Application examples
Verizon has found many use cases where advanced analytics have provided quite precise churn prediction in their mobile space within 1-2% margin. Imagine that this is a $100+ billion company. Overviewing the customer journey and combining those insights with the data warehouse, Verizon discovered that 90% of customers are using their tablet on the Verizon network in the first month of the contract, and 10% not. In month or two what is going to happen to these 10%? What happened to the 90%? Verizon divided them and identified what likely will happen in 3,6,9,12,18 months from now and advised the business whether they have a high churn risk coming. They also did the researches and learn to find the ways that could predict and stimulate usage of these customers so they not to decide to leave the network.
When T-Mobile’s customers start using data services at a higher than normal rate (for example in roaming), T-Mobile sends sms notification to the subscriber with advise of options for managing this usage, including information about alternative plans suited for usage, and advises the subscriber to call the call centre or visit the T-Mobile website for more data.

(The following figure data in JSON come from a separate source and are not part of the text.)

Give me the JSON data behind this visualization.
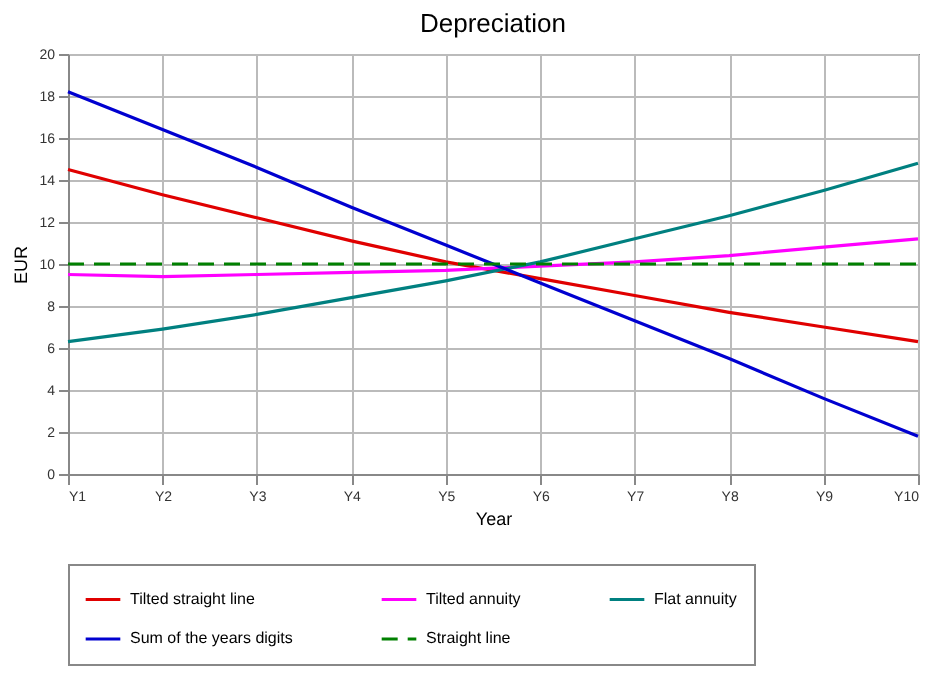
{
  "chart_data": {
    "type": "line",
    "title": "Depreciation",
    "xlabel": "Year",
    "ylabel": "EUR",
    "categories": [
      "Y1",
      "Y2",
      "Y3",
      "Y4",
      "Y5",
      "Y6",
      "Y7",
      "Y8",
      "Y9",
      "Y10"
    ],
    "series": [
      {
        "name": "Tilted straight line",
        "color": "#e00000",
        "line_style": "solid",
        "values": [
          14.5,
          13.3,
          12.2,
          11.1,
          10.1,
          9.3,
          8.5,
          7.7,
          7.0,
          6.3
        ]
      },
      {
        "name": "Tilted annuity",
        "color": "#ff00ff",
        "line_style": "solid",
        "values": [
          9.5,
          9.4,
          9.5,
          9.6,
          9.7,
          9.9,
          10.1,
          10.4,
          10.8,
          11.2
        ]
      },
      {
        "name": "Flat annuity",
        "color": "#008080",
        "line_style": "solid",
        "values": [
          6.3,
          6.9,
          7.6,
          8.4,
          9.2,
          10.1,
          11.2,
          12.3,
          13.5,
          14.8
        ]
      },
      {
        "name": "Sum of the years digits",
        "color": "#0000d0",
        "line_style": "solid",
        "values": [
          18.2,
          16.4,
          14.6,
          12.7,
          10.9,
          9.1,
          7.3,
          5.5,
          3.6,
          1.8
        ]
      },
      {
        "name": "Straight line",
        "color": "#008000",
        "line_style": "dashed",
        "values": [
          10,
          10,
          10,
          10,
          10,
          10,
          10,
          10,
          10,
          10
        ]
      }
    ],
    "ylim": [
      0,
      20
    ],
    "yticks": [
      0,
      2,
      4,
      6,
      8,
      10,
      12,
      14,
      16,
      18,
      20
    ],
    "grid": true,
    "legend": "bottom",
    "marker": "none"
  }
}
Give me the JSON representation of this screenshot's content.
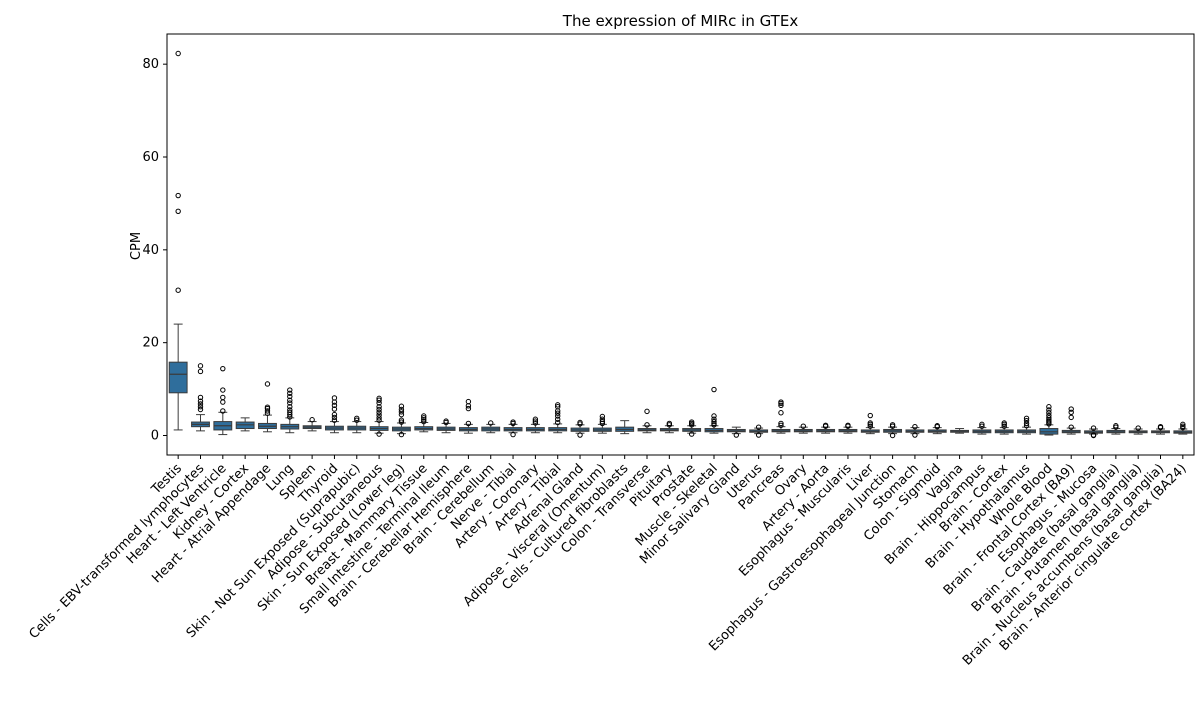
{
  "chart_data": {
    "type": "box",
    "title": "The expression of MIRc in GTEx",
    "xlabel": "",
    "ylabel": "CPM",
    "ylim": [
      -4.2,
      86.5
    ],
    "yticks": [
      0,
      20,
      40,
      60,
      80
    ],
    "grid": false,
    "legend": "none",
    "box_color": "#2f6e9c",
    "categories": [
      "Testis",
      "Cells - EBV-transformed lymphocytes",
      "Heart - Left Ventricle",
      "Kidney - Cortex",
      "Heart - Atrial Appendage",
      "Lung",
      "Spleen",
      "Thyroid",
      "Skin - Not Sun Exposed (Suprapubic)",
      "Adipose - Subcutaneous",
      "Skin - Sun Exposed (Lower leg)",
      "Breast - Mammary Tissue",
      "Small Intestine - Terminal Ileum",
      "Brain - Cerebellar Hemisphere",
      "Brain - Cerebellum",
      "Nerve - Tibial",
      "Artery - Coronary",
      "Artery - Tibial",
      "Adrenal Gland",
      "Adipose - Visceral (Omentum)",
      "Cells - Cultured fibroblasts",
      "Colon - Transverse",
      "Pituitary",
      "Prostate",
      "Muscle - Skeletal",
      "Minor Salivary Gland",
      "Uterus",
      "Pancreas",
      "Ovary",
      "Artery - Aorta",
      "Esophagus - Muscularis",
      "Liver",
      "Esophagus - Gastroesophageal Junction",
      "Stomach",
      "Colon - Sigmoid",
      "Vagina",
      "Brain - Hippocampus",
      "Brain - Cortex",
      "Brain - Hypothalamus",
      "Whole Blood",
      "Brain - Frontal Cortex (BA9)",
      "Esophagus - Mucosa",
      "Brain - Caudate (basal ganglia)",
      "Brain - Putamen (basal ganglia)",
      "Brain - Nucleus accumbens (basal ganglia)",
      "Brain - Anterior cingulate cortex (BA24)"
    ],
    "boxes": [
      {
        "min": 1.2,
        "q1": 9.2,
        "median": 13.2,
        "q3": 15.8,
        "max": 24.0,
        "outliers": [
          31.3,
          48.3,
          51.7,
          82.3
        ]
      },
      {
        "min": 1.0,
        "q1": 1.9,
        "median": 2.4,
        "q3": 2.9,
        "max": 4.5,
        "outliers": [
          5.6,
          6.2,
          6.8,
          7.4,
          8.2,
          13.8,
          15.0
        ]
      },
      {
        "min": 0.2,
        "q1": 1.2,
        "median": 2.1,
        "q3": 3.0,
        "max": 5.0,
        "outliers": [
          5.3,
          7.2,
          8.2,
          9.8,
          14.4
        ]
      },
      {
        "min": 1.0,
        "q1": 1.5,
        "median": 2.3,
        "q3": 2.9,
        "max": 3.8,
        "outliers": []
      },
      {
        "min": 0.8,
        "q1": 1.5,
        "median": 2.0,
        "q3": 2.6,
        "max": 4.4,
        "outliers": [
          4.8,
          5.3,
          5.8,
          6.1,
          11.1
        ]
      },
      {
        "min": 0.6,
        "q1": 1.4,
        "median": 1.9,
        "q3": 2.4,
        "max": 3.8,
        "outliers": [
          4.0,
          4.5,
          5.0,
          5.5,
          6.2,
          7.0,
          7.6,
          8.4,
          9.1,
          9.8
        ]
      },
      {
        "min": 1.0,
        "q1": 1.5,
        "median": 1.8,
        "q3": 2.1,
        "max": 3.0,
        "outliers": [
          3.4
        ]
      },
      {
        "min": 0.6,
        "q1": 1.2,
        "median": 1.6,
        "q3": 2.0,
        "max": 3.0,
        "outliers": [
          3.3,
          3.9,
          4.5,
          5.7,
          6.5,
          7.2,
          8.1
        ]
      },
      {
        "min": 0.6,
        "q1": 1.2,
        "median": 1.6,
        "q3": 2.0,
        "max": 3.0,
        "outliers": [
          3.3,
          3.7
        ]
      },
      {
        "min": 0.5,
        "q1": 1.1,
        "median": 1.5,
        "q3": 1.9,
        "max": 3.0,
        "outliers": [
          0.3,
          3.3,
          3.8,
          4.4,
          5.0,
          5.6,
          6.2,
          7.0,
          7.6,
          8.0
        ]
      },
      {
        "min": 0.4,
        "q1": 1.0,
        "median": 1.4,
        "q3": 1.8,
        "max": 2.7,
        "outliers": [
          0.2,
          2.9,
          3.3,
          4.5,
          5.1,
          5.6,
          6.3
        ]
      },
      {
        "min": 0.8,
        "q1": 1.2,
        "median": 1.5,
        "q3": 1.9,
        "max": 2.8,
        "outliers": [
          3.0,
          3.4,
          3.8,
          4.2
        ]
      },
      {
        "min": 0.6,
        "q1": 1.1,
        "median": 1.4,
        "q3": 1.8,
        "max": 2.6,
        "outliers": [
          2.8,
          3.1
        ]
      },
      {
        "min": 0.5,
        "q1": 1.0,
        "median": 1.3,
        "q3": 1.7,
        "max": 2.4,
        "outliers": [
          2.6,
          5.8,
          6.4,
          7.3
        ]
      },
      {
        "min": 0.6,
        "q1": 1.0,
        "median": 1.4,
        "q3": 1.8,
        "max": 2.4,
        "outliers": [
          2.7
        ]
      },
      {
        "min": 0.6,
        "q1": 1.0,
        "median": 1.3,
        "q3": 1.7,
        "max": 2.4,
        "outliers": [
          0.2,
          2.6,
          2.9
        ]
      },
      {
        "min": 0.6,
        "q1": 1.0,
        "median": 1.3,
        "q3": 1.7,
        "max": 2.4,
        "outliers": [
          2.7,
          3.1,
          3.5
        ]
      },
      {
        "min": 0.6,
        "q1": 1.0,
        "median": 1.3,
        "q3": 1.7,
        "max": 2.5,
        "outliers": [
          2.8,
          3.5,
          4.2,
          4.8,
          5.3,
          6.2,
          6.6
        ]
      },
      {
        "min": 0.5,
        "q1": 0.9,
        "median": 1.2,
        "q3": 1.6,
        "max": 2.3,
        "outliers": [
          0.1,
          2.5,
          2.8
        ]
      },
      {
        "min": 0.5,
        "q1": 0.9,
        "median": 1.2,
        "q3": 1.6,
        "max": 2.4,
        "outliers": [
          2.6,
          3.0,
          3.5,
          4.1
        ]
      },
      {
        "min": 0.4,
        "q1": 0.9,
        "median": 1.3,
        "q3": 1.8,
        "max": 3.2,
        "outliers": []
      },
      {
        "min": 0.6,
        "q1": 1.0,
        "median": 1.2,
        "q3": 1.5,
        "max": 2.1,
        "outliers": [
          2.3,
          5.2
        ]
      },
      {
        "min": 0.6,
        "q1": 1.0,
        "median": 1.2,
        "q3": 1.5,
        "max": 2.1,
        "outliers": [
          2.3,
          2.6
        ]
      },
      {
        "min": 0.5,
        "q1": 0.9,
        "median": 1.2,
        "q3": 1.5,
        "max": 2.1,
        "outliers": [
          0.3,
          2.3,
          2.6,
          2.9
        ]
      },
      {
        "min": 0.5,
        "q1": 0.8,
        "median": 1.1,
        "q3": 1.5,
        "max": 2.1,
        "outliers": [
          2.3,
          2.6,
          3.0,
          3.5,
          4.2,
          9.9
        ]
      },
      {
        "min": 0.4,
        "q1": 0.8,
        "median": 1.0,
        "q3": 1.3,
        "max": 1.8,
        "outliers": [
          0.1
        ]
      },
      {
        "min": 0.4,
        "q1": 0.7,
        "median": 0.9,
        "q3": 1.2,
        "max": 1.6,
        "outliers": [
          1.8,
          0.1
        ]
      },
      {
        "min": 0.5,
        "q1": 0.8,
        "median": 1.0,
        "q3": 1.3,
        "max": 1.9,
        "outliers": [
          2.2,
          2.6,
          4.9,
          6.5,
          6.9,
          7.2
        ]
      },
      {
        "min": 0.5,
        "q1": 0.8,
        "median": 1.0,
        "q3": 1.3,
        "max": 1.8,
        "outliers": [
          2.0
        ]
      },
      {
        "min": 0.5,
        "q1": 0.8,
        "median": 1.0,
        "q3": 1.3,
        "max": 1.8,
        "outliers": [
          2.0,
          2.2
        ]
      },
      {
        "min": 0.5,
        "q1": 0.8,
        "median": 1.0,
        "q3": 1.3,
        "max": 1.8,
        "outliers": [
          2.0,
          2.2
        ]
      },
      {
        "min": 0.4,
        "q1": 0.7,
        "median": 0.9,
        "q3": 1.2,
        "max": 1.7,
        "outliers": [
          2.0,
          2.4,
          2.7,
          4.3
        ]
      },
      {
        "min": 0.4,
        "q1": 0.7,
        "median": 1.0,
        "q3": 1.3,
        "max": 1.8,
        "outliers": [
          0.0,
          2.0,
          2.3
        ]
      },
      {
        "min": 0.4,
        "q1": 0.7,
        "median": 0.9,
        "q3": 1.2,
        "max": 1.7,
        "outliers": [
          0.1,
          1.9
        ]
      },
      {
        "min": 0.4,
        "q1": 0.7,
        "median": 0.9,
        "q3": 1.2,
        "max": 1.7,
        "outliers": [
          1.9,
          2.1
        ]
      },
      {
        "min": 0.5,
        "q1": 0.7,
        "median": 0.9,
        "q3": 1.1,
        "max": 1.5,
        "outliers": []
      },
      {
        "min": 0.3,
        "q1": 0.6,
        "median": 0.9,
        "q3": 1.2,
        "max": 1.7,
        "outliers": [
          2.0,
          2.4
        ]
      },
      {
        "min": 0.3,
        "q1": 0.6,
        "median": 0.9,
        "q3": 1.2,
        "max": 1.7,
        "outliers": [
          2.0,
          2.4,
          2.7
        ]
      },
      {
        "min": 0.3,
        "q1": 0.6,
        "median": 0.9,
        "q3": 1.2,
        "max": 1.8,
        "outliers": [
          2.1,
          2.6,
          3.2,
          3.7
        ]
      },
      {
        "min": 0.1,
        "q1": 0.3,
        "median": 0.8,
        "q3": 1.5,
        "max": 2.3,
        "outliers": [
          2.5,
          2.8,
          3.1,
          3.4,
          3.8,
          4.3,
          4.9,
          5.5,
          6.2
        ]
      },
      {
        "min": 0.3,
        "q1": 0.6,
        "median": 0.8,
        "q3": 1.1,
        "max": 1.6,
        "outliers": [
          1.8,
          3.9,
          5.0,
          5.7
        ]
      },
      {
        "min": 0.3,
        "q1": 0.5,
        "median": 0.7,
        "q3": 1.0,
        "max": 1.4,
        "outliers": [
          0.0,
          1.6,
          0.1
        ]
      },
      {
        "min": 0.3,
        "q1": 0.6,
        "median": 0.8,
        "q3": 1.1,
        "max": 1.5,
        "outliers": [
          1.8,
          2.1
        ]
      },
      {
        "min": 0.3,
        "q1": 0.6,
        "median": 0.8,
        "q3": 1.0,
        "max": 1.4,
        "outliers": [
          1.6
        ]
      },
      {
        "min": 0.3,
        "q1": 0.6,
        "median": 0.8,
        "q3": 1.0,
        "max": 1.4,
        "outliers": [
          1.7,
          1.9
        ]
      },
      {
        "min": 0.3,
        "q1": 0.5,
        "median": 0.7,
        "q3": 1.0,
        "max": 1.4,
        "outliers": [
          1.7,
          2.0,
          2.4
        ]
      }
    ]
  }
}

As well T-mobile with help of advanced analytics has an effective solutions to evaluate the effectiveness of its digital advertising, which is being incorporated into day-to-day marketing decisions and processes. More importantly, the company is building a foundation on which to build a sustainable analytics program.
Vodafone announced that big data analytics project has helped them to analyze the customer behavior and identify customer groups although the project is at a very beggining. Real time triggers on customer’s events have enabled business to target customer with right offer at right time. Big data analytics help to find customers sentiments by analyzing social media data and his overall Vodafone experience using self-care channels data. Social media analytics let business team to monitor various topics discussed on social media.
Conclusion
The industry as a whole spends far less on R&D than any other technology-oriented industry, and it’s the way where hidden opportunities still exist for every operator. Big data demands of every industry a very different and unconventional approach to business development. The operators that can incorporate new agile strategies and fearless experiments into their organizational DNA will get a real competitive advantage with competitors.
Big data helps telecom operators with real possibilities to gain a much more complete picture of their operations and their customers and to further their innovation efforts.